Amitabha Bagchi’s brilliant novel Half the Night Is Gone has won the prestigious DSC Prize for South Asian Literature 2019. The announcement was made at a special Award Ceremony at the IME Nepal Literature Festival on 16 December this year in the picturesque city of Pokhara. Honorable Mr. Pradeep Gyawali, Minister for Foreign Affairs of Nepal, along with Surina Narula, co-founder of the DSC Prize presented the winner’s trophy to Amitabha Bagchi in an event attended by key dignitaries, literary enthusiasts, writers and media. The DSC Prize has always encouraged diverse voices that bring alive the layered nuances of South Asian life, and Bagchi’s novel, a post-colonial saga that unfolds over three generations, adroitly explores human relationships, and the intertwining of fates and cultures in a thoroughly Indian context. The novel’s amazing attention to details, the inventive use of language, and its memorable and well-defined characters make it an outstanding read.
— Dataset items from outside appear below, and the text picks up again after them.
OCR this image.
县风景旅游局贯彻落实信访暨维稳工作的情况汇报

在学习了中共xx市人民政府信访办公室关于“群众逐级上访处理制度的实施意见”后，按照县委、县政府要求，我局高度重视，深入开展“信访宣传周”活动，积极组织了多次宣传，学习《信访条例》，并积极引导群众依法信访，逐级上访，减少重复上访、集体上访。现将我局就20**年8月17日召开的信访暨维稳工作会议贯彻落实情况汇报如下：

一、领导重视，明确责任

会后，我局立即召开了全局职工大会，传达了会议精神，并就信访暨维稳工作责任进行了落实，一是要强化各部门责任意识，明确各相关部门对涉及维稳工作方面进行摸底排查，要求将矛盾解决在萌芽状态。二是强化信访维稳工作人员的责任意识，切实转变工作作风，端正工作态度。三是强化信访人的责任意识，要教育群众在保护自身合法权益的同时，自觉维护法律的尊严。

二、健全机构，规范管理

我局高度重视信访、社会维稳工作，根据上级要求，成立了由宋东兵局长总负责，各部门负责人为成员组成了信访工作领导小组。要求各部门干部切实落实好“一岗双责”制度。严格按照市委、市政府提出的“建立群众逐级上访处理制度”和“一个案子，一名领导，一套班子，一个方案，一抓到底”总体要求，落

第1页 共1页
Jury Chair Harish Trivedi, speaking on behalf of the jury said, “For the five jury members located in five different countries, reading 90 novels in 90 days was a transformative experience. Over the months, we arrived at a diverse and inclusive longlist of 15 and a shortlist of 6 novels, representing the polyphonic richness of the region. It is out of this collective literary churning that there has emerged a winner whose work subsumes many languages and sensibilities.”
Half the Night is Gone is a novel about fatherhood, brotherhood and childhood, love, loyalty and poetry. It seeks to make sense of a new India that came into being after independence. Spellbinding and penetrating, Half the Night Is Gone raises questions of religion, literature and society that speak to our fractured times.